With that commit reverted (diff), I can build and boot v5.4-rc1.

Linux version 5.4.0-rc1+ (nathan@archlinux-threadripper) (ClangBuiltLinux clang version 10.0.0 (git://github.com/llvm/llvm-project 0e3f659137189abac6f732b6a576d5c0e2db8383) (based on LLVM 10.0.0svn)) #1 SMP Tue Oct 1 11:42:27 MST 2019

Here is the diff of kernel/jump_label.o between the two files with and without that commit: https://gist.github.com/891f4469a53f9ae983d374e470858864

nickdesaulniers commented 4 years ago

Sounds like https://github.com/ClangBuiltLinux/linux/issues/726. Time to rekick CI?

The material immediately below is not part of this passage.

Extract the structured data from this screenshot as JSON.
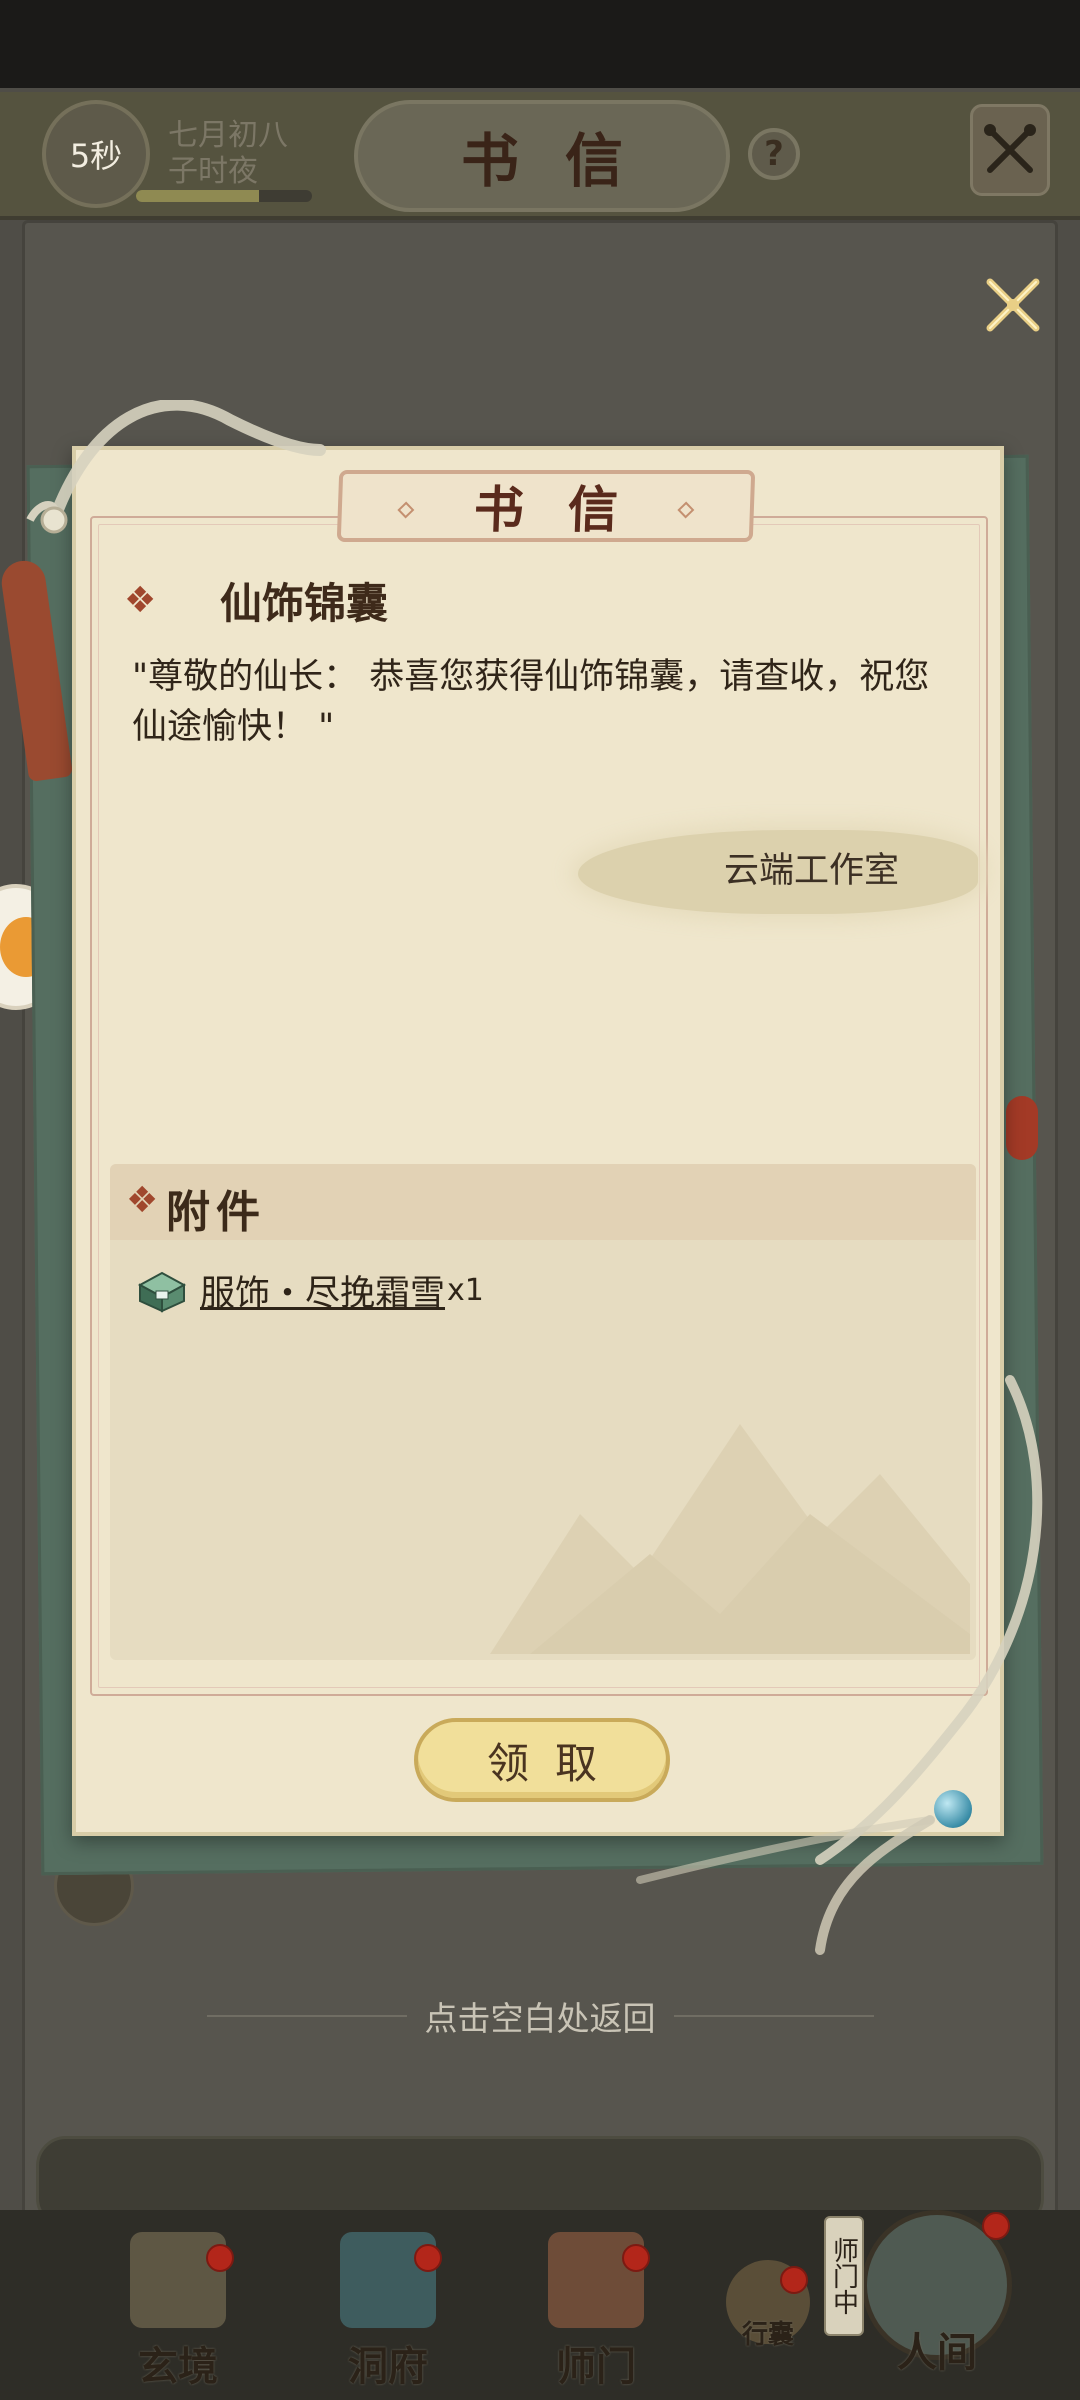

nathanchance commented 4 years ago

We'll still run into issues because our Docker's LLVM build is at r373388 (latest available according to apt.llvm.org) and the fix is r373397. Should be available next apt.llvm.org rebuild.

tpgxyz commented 4 years ago

I've managed to get kernel compiled with LLVM-9.0.0 in i686 https://abf.openmandriva.org/build_lists/612950

with patches from that https://github.com/ClangBuiltLinux/linux/issues/726 and this PR.

tpimh commented 4 years ago

For some reason it still doesn't seem to boot on travis.

nathanchance commented 4 years ago

Weird since it boots locally for me here...

tpimh commented 4 years ago

@nathanchance Are you running the same docker image locally? For me the output is identical to travis. What I did is:

nathanchance commented 4 years ago

@tpimh I am not using Docker, I've been using my local environment.

It appears to be something with your ld.lld patch.

$ ./driver.sh ARCH=i386
<hangs>
$ rm patches/llvm-all/linux/i386/lld-relocatable-notext.patch
$ ./driver.sh ARCH=i386
<works>
tpimh commented 4 years ago

Just tested, there is a problem with this patch, confirmed.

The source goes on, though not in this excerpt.